On a frustrated grunt, she flung away from the closet. But no knickknacks graced Caleb's room. Not a family picture, not an old heirloom. Just clothes and ranch clutter.

It struck her as sad and undermined the anger she was trying to hold on to. Even Eddie, the bastard, had had some old baseball posters gracing his bedroom walls. It wasn't the height of sentimentality, but it spoke to a man who knew he belonged where he was. Who had a mark to make.

Or maybe she was reading too much into Caleb simply because she wanted to feel like she understood something. Though Lord knew if she had the choice, she wouldn't choose Caleb of all people to understand.

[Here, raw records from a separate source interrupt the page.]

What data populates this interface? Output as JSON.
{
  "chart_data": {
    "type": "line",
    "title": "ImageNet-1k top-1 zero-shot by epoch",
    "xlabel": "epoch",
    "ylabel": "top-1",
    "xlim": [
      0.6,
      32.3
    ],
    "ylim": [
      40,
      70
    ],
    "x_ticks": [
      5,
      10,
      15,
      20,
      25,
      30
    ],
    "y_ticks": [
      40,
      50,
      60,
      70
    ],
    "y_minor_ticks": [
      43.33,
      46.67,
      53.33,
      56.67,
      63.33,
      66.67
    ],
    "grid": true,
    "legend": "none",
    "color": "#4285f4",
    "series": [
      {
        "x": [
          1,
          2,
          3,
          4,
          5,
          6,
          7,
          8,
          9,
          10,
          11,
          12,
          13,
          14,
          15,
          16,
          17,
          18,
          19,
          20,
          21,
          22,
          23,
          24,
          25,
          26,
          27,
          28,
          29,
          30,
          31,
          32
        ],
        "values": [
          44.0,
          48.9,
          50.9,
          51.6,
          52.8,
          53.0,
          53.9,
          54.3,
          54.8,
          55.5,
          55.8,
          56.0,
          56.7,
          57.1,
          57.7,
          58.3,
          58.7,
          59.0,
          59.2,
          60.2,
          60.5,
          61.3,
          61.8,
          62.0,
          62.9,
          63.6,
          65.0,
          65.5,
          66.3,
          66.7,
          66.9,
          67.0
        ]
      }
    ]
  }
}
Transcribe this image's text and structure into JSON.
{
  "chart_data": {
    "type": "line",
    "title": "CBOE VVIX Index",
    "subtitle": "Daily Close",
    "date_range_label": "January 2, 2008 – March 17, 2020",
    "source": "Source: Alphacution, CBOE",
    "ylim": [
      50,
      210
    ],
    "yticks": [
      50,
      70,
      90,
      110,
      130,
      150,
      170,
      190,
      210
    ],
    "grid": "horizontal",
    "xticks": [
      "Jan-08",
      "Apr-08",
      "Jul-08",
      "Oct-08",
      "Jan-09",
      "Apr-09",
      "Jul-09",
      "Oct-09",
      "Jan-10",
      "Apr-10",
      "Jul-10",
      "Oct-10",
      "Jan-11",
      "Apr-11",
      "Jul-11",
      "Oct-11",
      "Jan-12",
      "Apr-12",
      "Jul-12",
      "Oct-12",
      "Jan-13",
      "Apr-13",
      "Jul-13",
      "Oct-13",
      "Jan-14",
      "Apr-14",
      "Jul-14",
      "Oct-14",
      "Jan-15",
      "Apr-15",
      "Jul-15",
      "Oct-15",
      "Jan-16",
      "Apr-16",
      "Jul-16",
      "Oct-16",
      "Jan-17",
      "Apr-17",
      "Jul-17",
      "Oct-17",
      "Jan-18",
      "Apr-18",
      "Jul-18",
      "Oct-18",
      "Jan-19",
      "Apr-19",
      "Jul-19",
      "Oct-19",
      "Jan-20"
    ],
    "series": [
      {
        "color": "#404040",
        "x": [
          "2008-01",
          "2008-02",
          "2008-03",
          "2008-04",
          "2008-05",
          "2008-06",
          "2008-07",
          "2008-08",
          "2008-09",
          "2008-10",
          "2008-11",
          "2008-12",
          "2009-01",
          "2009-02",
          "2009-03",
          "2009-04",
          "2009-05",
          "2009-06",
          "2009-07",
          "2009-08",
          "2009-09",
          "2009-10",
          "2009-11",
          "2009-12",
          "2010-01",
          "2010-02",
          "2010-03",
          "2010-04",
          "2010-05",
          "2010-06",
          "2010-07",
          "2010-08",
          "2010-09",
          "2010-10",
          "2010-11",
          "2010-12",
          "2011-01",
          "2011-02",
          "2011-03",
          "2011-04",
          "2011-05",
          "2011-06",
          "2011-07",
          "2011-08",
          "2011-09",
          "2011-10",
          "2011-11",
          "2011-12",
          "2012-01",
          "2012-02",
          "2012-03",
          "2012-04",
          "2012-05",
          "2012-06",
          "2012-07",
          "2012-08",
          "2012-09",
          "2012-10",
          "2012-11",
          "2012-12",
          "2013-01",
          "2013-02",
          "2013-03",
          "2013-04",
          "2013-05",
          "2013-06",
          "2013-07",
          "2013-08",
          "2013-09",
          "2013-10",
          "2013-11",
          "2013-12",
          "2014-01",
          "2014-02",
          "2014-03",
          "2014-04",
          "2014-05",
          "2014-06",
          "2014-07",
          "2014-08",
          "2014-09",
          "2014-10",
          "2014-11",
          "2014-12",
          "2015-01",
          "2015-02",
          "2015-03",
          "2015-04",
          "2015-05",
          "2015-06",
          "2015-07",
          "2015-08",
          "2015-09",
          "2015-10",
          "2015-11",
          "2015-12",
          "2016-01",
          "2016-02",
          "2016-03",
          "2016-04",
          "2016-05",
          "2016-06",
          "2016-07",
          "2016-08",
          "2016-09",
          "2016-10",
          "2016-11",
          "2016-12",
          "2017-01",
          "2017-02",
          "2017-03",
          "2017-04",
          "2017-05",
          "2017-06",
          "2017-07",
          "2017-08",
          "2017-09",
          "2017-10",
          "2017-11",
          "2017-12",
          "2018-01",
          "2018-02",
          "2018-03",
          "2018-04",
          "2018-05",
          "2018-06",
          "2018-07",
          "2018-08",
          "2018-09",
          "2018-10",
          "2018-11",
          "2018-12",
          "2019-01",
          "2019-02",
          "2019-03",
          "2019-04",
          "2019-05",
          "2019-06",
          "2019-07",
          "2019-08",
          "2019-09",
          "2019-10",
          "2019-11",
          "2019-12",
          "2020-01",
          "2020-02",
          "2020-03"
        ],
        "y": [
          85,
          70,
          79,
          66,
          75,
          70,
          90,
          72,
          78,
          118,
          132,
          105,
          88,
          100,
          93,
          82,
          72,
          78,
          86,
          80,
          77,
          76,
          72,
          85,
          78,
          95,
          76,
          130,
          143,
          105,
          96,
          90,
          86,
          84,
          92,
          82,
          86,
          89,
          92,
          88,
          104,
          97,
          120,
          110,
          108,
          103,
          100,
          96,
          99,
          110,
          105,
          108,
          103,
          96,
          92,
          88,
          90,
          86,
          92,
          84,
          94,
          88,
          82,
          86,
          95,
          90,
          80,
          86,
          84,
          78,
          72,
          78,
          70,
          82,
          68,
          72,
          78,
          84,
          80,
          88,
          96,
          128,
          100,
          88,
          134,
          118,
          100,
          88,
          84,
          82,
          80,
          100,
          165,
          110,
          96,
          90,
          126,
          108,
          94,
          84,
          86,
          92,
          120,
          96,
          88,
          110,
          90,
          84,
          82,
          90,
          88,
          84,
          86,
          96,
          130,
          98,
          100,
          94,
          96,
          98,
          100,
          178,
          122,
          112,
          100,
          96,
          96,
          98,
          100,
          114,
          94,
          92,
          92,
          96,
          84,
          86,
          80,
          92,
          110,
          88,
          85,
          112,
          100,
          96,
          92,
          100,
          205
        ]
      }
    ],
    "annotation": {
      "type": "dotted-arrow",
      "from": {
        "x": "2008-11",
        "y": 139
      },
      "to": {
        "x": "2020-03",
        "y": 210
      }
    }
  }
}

She'd probably choose herself.

She heard a door slam and an engine start. She glanced out the little diamond window: a man driving a truck, the brown swing of a ponytail in the passenger seat. Delia thought it was probably Caleb's sister. Something about her profile poked at Delia though. She seemed so utterly familiar, and Delia couldn't think of the last time she'd seen Mel Shaw.

“I want an explanation.”

Delia stilled, fighting the instinct to whirl toward his voice and hold her arms up in defense. She'd learned long ago stillness was as much of a defense against attack as bracing for a blow.